The programme is funded by the Health and Social Care Research and Development Division Northern Ireland and The Atlantic Philanthropies.
The new CARDI Fellows were announced at the inaugural meeting of the CARDI Leadership Programme in Ageing Research in Belfast (Monday 15 Sept 2014). In this series of articles CARDI introduces the Fellows:
Dr Charlotte Neville
Dr Charlotte Neville obtained her PhD in nutritional epidemiology in the Centre for Public Health, Queen’s University Belfast in 2010. She also holds a BSc Honours degree in Human Nutrition and a M Phil from the University of Ulster. Her research has centred around the role of diet and lifestyle on health and disease outcomes including obesity, cardiovascular disease, musculoskeletal health and cognitive health, ranging from adolescent populations through to older adults. In recent years, Dr Neville’s research has expanded into lifestyle and ageing. She was trial manager of the Ageing and Dietary Intervention Trial (ADIT) examining the effect of increased fruit and vegetable consumption on measures of immune function and musculoskeletal health in older adults.

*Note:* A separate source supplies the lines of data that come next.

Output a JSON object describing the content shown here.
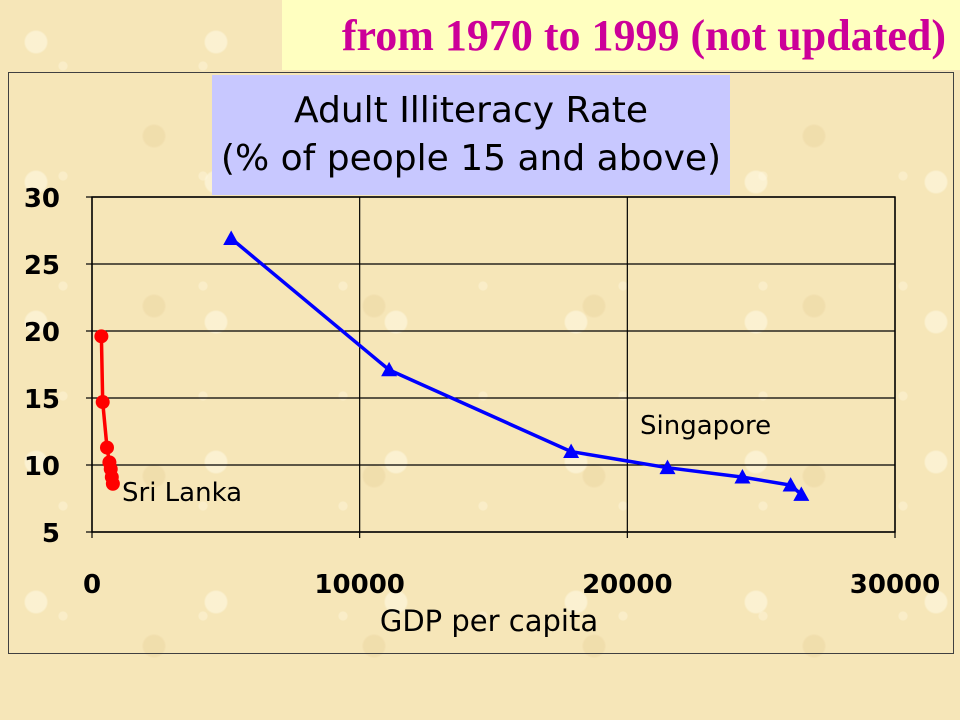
{
  "banner": {
    "text": "from 1970 to 1999 (not updated)"
  },
  "chart_data": {
    "type": "line",
    "title": "Adult Illiteracy Rate",
    "subtitle": "(% of people 15 and above)",
    "xlabel": "GDP per capita",
    "ylabel": "",
    "xlim": [
      0,
      30000
    ],
    "ylim": [
      5,
      30
    ],
    "x_ticks": [
      0,
      10000,
      20000,
      30000
    ],
    "y_ticks": [
      5,
      10,
      15,
      20,
      25,
      30
    ],
    "grid": "horizontal and vertical",
    "series": [
      {
        "name": "Sri Lanka",
        "color": "#ff0000",
        "marker": "circle",
        "points": [
          {
            "x": 350,
            "y": 19.6
          },
          {
            "x": 400,
            "y": 14.7
          },
          {
            "x": 560,
            "y": 11.3
          },
          {
            "x": 650,
            "y": 10.2
          },
          {
            "x": 700,
            "y": 9.7
          },
          {
            "x": 740,
            "y": 9.1
          },
          {
            "x": 780,
            "y": 8.6
          }
        ]
      },
      {
        "name": "Singapore",
        "color": "#0000ff",
        "marker": "triangle",
        "points": [
          {
            "x": 5200,
            "y": 26.9
          },
          {
            "x": 11100,
            "y": 17.1
          },
          {
            "x": 17900,
            "y": 11.0
          },
          {
            "x": 21500,
            "y": 9.8
          },
          {
            "x": 24300,
            "y": 9.1
          },
          {
            "x": 26100,
            "y": 8.5
          },
          {
            "x": 26500,
            "y": 7.8
          }
        ]
      }
    ]
  }
}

In her research, as a CARDI Fellow, Dr Neville will explore the association between fruit and vegetable intake, retinal microvascular health and cognitive decline and dementia risk. Accurate assessment of dietary intake in older populations is vital to unravel the potential role of diet in healthy ageing. The research will examine the efficacy of assessment methods currently used in NICOLA and test other potential dietary assessment methods that may be particularly suited to older people. Her research will also draw on TILDA to examine the topic of dietary intake and its link to dementia in older people.
In 2012 it was estimated that there were 35.6 million people worldwide with dementia and that the number will approximately double every 20 years because of growing life expectancy. The ability to identify those at high risk of dementia at an early stage and set in place strategies to reduce age-related morbidity and chronic disease prevalence can help encourage healthy ageing, and have financial and societal benefits.